The Gemini Live API enables real-time, bidirectional streaming of audio, video, and text over a persistent WebSocket connection. It is designed for interactive applications — voice assistants, live translation, video analysis, and collaborative coding.
| Feature | Description |
|---|---|
| Audio Streaming | Send and receive audio in real time for voice conversations |
| Video Streaming | Stream camera or screen feeds for live visual analysis |
| Text Streaming | Real-time text generation with token-level streaming |
| Barge-in | Users can interrupt the model mid-response, and it adapts instantly |
| 70+ Languages | Native multilingual support for global voice applications |
import asyncio
import websockets
import json
async def live_session():
uri = "wss://generativelanguage.googleapis.com/ws/google.ai.generativelanguage.v1beta.GenerativeService.BidiGenerateContent"

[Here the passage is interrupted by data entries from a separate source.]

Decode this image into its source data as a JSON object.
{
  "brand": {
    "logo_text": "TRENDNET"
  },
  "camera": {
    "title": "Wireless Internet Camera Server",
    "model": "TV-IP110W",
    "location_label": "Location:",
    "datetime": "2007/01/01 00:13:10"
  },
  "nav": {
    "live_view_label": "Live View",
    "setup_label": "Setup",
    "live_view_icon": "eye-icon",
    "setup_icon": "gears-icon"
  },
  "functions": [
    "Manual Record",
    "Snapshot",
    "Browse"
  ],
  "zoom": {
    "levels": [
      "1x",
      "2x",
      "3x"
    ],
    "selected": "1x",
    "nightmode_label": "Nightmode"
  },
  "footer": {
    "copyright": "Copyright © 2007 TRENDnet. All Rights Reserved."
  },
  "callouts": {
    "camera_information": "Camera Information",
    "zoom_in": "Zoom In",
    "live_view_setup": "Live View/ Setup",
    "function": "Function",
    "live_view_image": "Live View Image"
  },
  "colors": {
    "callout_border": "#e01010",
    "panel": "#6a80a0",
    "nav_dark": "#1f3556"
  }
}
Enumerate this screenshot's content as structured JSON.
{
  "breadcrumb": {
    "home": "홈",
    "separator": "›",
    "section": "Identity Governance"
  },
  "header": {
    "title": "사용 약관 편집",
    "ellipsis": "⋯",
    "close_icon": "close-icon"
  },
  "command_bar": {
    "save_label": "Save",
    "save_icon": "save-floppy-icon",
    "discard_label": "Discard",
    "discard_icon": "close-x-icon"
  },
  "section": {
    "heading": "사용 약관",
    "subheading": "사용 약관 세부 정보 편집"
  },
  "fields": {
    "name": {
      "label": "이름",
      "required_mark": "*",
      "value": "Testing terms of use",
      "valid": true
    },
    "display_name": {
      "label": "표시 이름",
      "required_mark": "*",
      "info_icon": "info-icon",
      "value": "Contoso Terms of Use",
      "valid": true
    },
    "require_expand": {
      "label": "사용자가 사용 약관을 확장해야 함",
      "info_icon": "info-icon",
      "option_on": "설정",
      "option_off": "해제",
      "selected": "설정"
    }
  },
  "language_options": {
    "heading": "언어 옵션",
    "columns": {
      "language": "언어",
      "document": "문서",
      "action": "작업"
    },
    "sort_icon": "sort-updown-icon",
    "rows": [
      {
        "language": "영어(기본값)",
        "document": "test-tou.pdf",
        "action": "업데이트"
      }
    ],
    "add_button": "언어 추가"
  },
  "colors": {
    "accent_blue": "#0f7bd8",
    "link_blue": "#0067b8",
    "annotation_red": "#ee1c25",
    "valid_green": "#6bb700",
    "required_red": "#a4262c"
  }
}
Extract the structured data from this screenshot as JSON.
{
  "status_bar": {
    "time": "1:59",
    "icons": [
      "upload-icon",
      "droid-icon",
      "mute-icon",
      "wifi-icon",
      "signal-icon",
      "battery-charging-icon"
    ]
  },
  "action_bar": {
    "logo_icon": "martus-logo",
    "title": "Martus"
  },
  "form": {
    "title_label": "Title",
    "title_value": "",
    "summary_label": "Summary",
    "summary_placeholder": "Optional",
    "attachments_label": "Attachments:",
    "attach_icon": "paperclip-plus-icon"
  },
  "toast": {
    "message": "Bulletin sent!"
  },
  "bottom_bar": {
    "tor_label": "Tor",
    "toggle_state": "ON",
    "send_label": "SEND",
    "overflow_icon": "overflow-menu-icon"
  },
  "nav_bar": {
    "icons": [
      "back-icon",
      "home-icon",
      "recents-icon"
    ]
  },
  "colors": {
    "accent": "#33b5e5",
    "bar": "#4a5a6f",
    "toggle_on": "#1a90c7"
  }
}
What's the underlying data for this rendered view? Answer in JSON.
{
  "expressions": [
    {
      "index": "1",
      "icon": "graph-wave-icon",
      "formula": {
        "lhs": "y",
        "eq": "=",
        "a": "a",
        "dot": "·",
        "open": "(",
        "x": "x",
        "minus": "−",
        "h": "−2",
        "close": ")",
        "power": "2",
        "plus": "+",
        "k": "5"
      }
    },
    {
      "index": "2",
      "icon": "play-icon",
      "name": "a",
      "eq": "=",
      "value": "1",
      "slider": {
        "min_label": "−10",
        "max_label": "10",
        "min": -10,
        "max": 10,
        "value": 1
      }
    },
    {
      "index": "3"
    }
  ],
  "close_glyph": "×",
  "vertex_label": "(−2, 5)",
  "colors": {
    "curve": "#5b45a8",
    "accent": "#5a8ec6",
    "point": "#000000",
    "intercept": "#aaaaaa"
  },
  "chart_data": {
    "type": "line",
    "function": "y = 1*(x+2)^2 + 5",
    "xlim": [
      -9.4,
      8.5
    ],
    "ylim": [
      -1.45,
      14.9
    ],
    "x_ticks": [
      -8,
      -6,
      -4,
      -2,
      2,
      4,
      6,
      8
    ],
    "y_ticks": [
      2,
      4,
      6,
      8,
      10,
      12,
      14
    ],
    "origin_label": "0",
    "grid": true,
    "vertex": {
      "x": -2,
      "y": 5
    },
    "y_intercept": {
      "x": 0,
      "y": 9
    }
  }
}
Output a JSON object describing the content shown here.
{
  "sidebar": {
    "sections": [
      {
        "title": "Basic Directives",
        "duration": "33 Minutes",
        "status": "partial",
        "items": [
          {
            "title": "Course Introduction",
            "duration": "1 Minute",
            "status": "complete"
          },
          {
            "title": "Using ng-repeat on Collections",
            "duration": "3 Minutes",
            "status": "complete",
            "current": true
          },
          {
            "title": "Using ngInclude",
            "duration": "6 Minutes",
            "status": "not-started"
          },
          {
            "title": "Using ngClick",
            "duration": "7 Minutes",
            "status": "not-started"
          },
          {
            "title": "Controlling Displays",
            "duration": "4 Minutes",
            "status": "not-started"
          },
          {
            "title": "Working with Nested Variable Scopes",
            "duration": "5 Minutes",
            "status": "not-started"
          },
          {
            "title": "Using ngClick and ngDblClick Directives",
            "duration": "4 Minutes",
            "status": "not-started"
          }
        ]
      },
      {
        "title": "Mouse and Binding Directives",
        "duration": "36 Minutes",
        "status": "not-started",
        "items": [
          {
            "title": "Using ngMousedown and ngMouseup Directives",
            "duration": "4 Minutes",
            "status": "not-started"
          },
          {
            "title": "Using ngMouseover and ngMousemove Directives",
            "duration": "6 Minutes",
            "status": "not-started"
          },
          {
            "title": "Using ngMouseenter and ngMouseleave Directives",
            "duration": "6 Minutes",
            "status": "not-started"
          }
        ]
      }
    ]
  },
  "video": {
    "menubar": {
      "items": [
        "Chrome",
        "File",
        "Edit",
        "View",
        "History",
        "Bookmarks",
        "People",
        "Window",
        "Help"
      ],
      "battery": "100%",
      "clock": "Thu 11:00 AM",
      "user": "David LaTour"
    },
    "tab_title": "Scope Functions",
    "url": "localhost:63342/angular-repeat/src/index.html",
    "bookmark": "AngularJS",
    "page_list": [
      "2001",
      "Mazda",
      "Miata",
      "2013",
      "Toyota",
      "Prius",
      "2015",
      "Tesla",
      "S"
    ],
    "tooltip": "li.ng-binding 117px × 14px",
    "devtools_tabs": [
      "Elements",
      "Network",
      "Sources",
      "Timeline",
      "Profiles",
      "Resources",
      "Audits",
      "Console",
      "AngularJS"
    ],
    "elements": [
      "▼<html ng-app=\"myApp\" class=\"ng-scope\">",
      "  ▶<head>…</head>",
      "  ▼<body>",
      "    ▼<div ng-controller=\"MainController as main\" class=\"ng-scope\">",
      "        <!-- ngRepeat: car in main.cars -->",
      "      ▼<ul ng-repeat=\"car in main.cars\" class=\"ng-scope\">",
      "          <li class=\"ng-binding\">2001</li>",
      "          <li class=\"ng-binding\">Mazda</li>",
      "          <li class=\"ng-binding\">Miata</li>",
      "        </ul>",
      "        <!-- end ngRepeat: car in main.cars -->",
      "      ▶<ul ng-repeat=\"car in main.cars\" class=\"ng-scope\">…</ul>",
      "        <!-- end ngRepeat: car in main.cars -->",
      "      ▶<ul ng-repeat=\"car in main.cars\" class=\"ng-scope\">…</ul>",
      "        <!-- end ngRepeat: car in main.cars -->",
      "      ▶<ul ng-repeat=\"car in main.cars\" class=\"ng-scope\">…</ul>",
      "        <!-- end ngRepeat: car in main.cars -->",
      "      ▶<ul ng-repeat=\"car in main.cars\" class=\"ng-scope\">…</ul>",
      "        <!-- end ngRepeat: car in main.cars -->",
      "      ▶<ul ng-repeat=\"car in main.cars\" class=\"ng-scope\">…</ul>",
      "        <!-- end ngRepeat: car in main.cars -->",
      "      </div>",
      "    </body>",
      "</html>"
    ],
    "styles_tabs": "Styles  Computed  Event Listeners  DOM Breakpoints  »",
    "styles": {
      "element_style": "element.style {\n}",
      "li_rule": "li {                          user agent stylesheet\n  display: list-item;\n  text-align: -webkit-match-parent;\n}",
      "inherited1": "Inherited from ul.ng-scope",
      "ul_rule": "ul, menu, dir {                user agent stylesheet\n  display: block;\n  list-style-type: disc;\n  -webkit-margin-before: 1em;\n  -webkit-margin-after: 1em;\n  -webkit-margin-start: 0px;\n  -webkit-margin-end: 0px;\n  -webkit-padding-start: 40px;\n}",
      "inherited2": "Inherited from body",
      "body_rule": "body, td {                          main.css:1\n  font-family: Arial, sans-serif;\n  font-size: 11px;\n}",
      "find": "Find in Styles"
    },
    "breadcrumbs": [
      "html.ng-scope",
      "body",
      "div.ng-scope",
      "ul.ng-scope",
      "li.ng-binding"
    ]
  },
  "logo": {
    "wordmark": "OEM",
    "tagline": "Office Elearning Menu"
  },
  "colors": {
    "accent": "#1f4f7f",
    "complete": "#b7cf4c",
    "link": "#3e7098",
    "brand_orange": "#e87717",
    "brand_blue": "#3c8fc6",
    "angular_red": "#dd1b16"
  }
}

async with websockets.connect(uri) as ws:
# Send setup message
await ws.send(json.dumps({
"setup": {
"model": "models/gemini-3.5-flash",
"generation_config": {
"response_modalities": ["AUDIO"],
"speech_config": {"voice_config": {"prebuilt_voice_config": {"voice_name": "Puck"}}}
}
}
}))
# Stream audio chunks bidirectionally
await ws.send(json.dumps({
"realtime_input": {"media_chunks": [{"data": audio_b64, "mime_type": "audio/pcm"}]}
}))
# Receive streaming response
response = await ws.recv()
print(json.loads(response))
asyncio.run(live_session())
Barge-in allows users to interrupt the model while it is still generating a response. The model detects the interruption, stops its current output, and immediately processes the new input — creating a natural, conversational experience.